Investors who expect Foot Locker Inc. to rebound after falling the most in five months yesterday should buy bullish options on the largest U.S. athletic shoe store chain, Susquehanna Financial Group LLLP said.
“With implied volatility still on the low end and earnings in early March as a potentially meaningful catalyst, we like the at-the-money March $17.50 calls as a low-risk way to position for a potential rebound over the coming weeks,” strategists at the Bala Cynwyd, Pennsylvania-based firm specializing in equity options wrote today.
Susquehanna footwear analyst Christopher Svezia, who’s the number-one Foot Locker analyst over the past year according to Bloomberg Absolute Return Rank, said in a separate note today that he maintained his “positive” rating and said yesterday’s decline should be used as an opportunity to buy shares, according to the report. Foot Locker tumbled 4.3 percent to $17.43 yesterday. It rose 4.1 percent to $18.15 today.
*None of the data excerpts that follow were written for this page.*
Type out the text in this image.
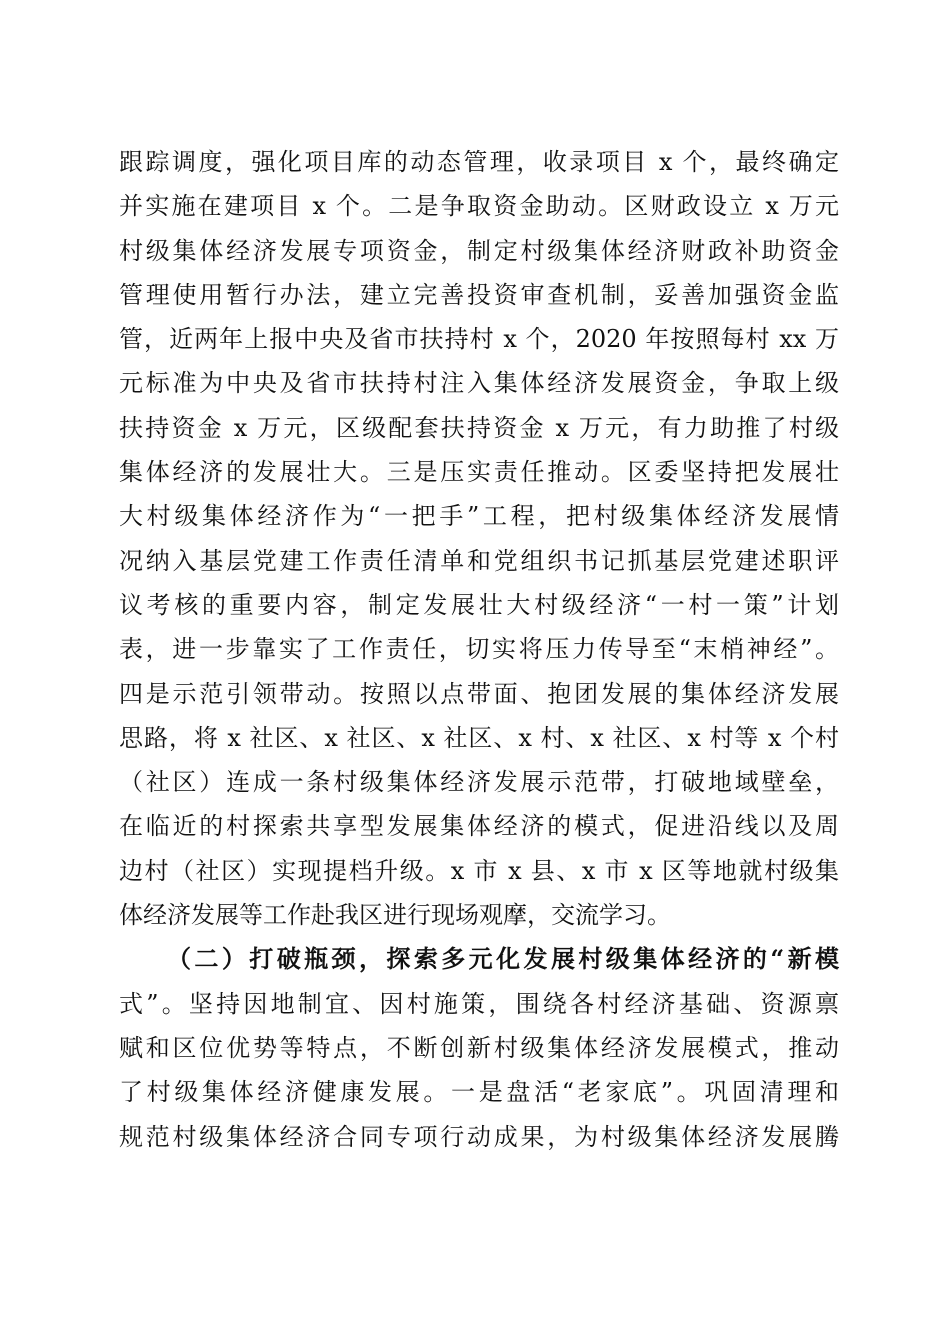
跟踪调度，强化项目库的动态管理，收录项目 x 个，最终确定
并实施在建项目 x 个。二是争取资金助动。区财政设立 x 万元
村级集体经济发展专项资金，制定村级集体经济财政补助资金
管理使用暂行办法，建立完善投资审查机制，妥善加强资金监
管，近两年上报中央及省市扶持村 x 个，2020 年按照每村 xx 万
元标准为中央及省市扶持村注入集体经济发展资金，争取上级
扶持资金 x 万元，区级配套扶持资金 x 万元，有力助推了村级
集体经济的发展壮大。三是压实责任推动。区委坚持把发展壮
大村级集体经济作为“一把手”工程，把村级集体经济发展情
况纳入基层党建工作责任清单和党组织书记抓基层党建述职评
议考核的重要内容，制定发展壮大村级经济“一村一策”计划
表，进一步靠实了工作责任，切实将压力传导至“末梢神经”。
四是示范引领带动。按照以点带面、抱团发展的集体经济发展
思路，将 x 社区、x 社区、x 社区、x 村、x 社区、x 村等 x 个村
（社区）连成一条村级集体经济发展示范带，打破地域壁垒，
在临近的村探索共享型发展集体经济的模式，促进沿线以及周
边村（社区）实现提档升级。x 市 x 县、x 市 x 区等地就村级集
体经济发展等工作赴我区进行现场观摩，交流学习。
（二）打破瓶颈，探索多元化发展村级集体经济的“新模
式”。坚持因地制宜、因村施策，围绕各村经济基础、资源禀
赋和区位优势等特点，不断创新村级集体经济发展模式，推动
了村级集体经济健康发展。一是盘活“老家底”。巩固清理和
规范村级集体经济合同专项行动成果，为村级集体经济发展腾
Foot Locker has gained 55 percent in the past year. Implied volatility, the key gauge of option prices, for at-the-money options expiring in 30 days has fallen to 31.72 from last year’s peak of 62.43 in May, according to Bloomberg data.
Calls give the right to buy a security for a certain amount, the strike price, by a set date. Investors use options to guard against fluctuations in the price of securities they own, speculate on share-price moves or bet that volatility, or stock swings, will rise or fall.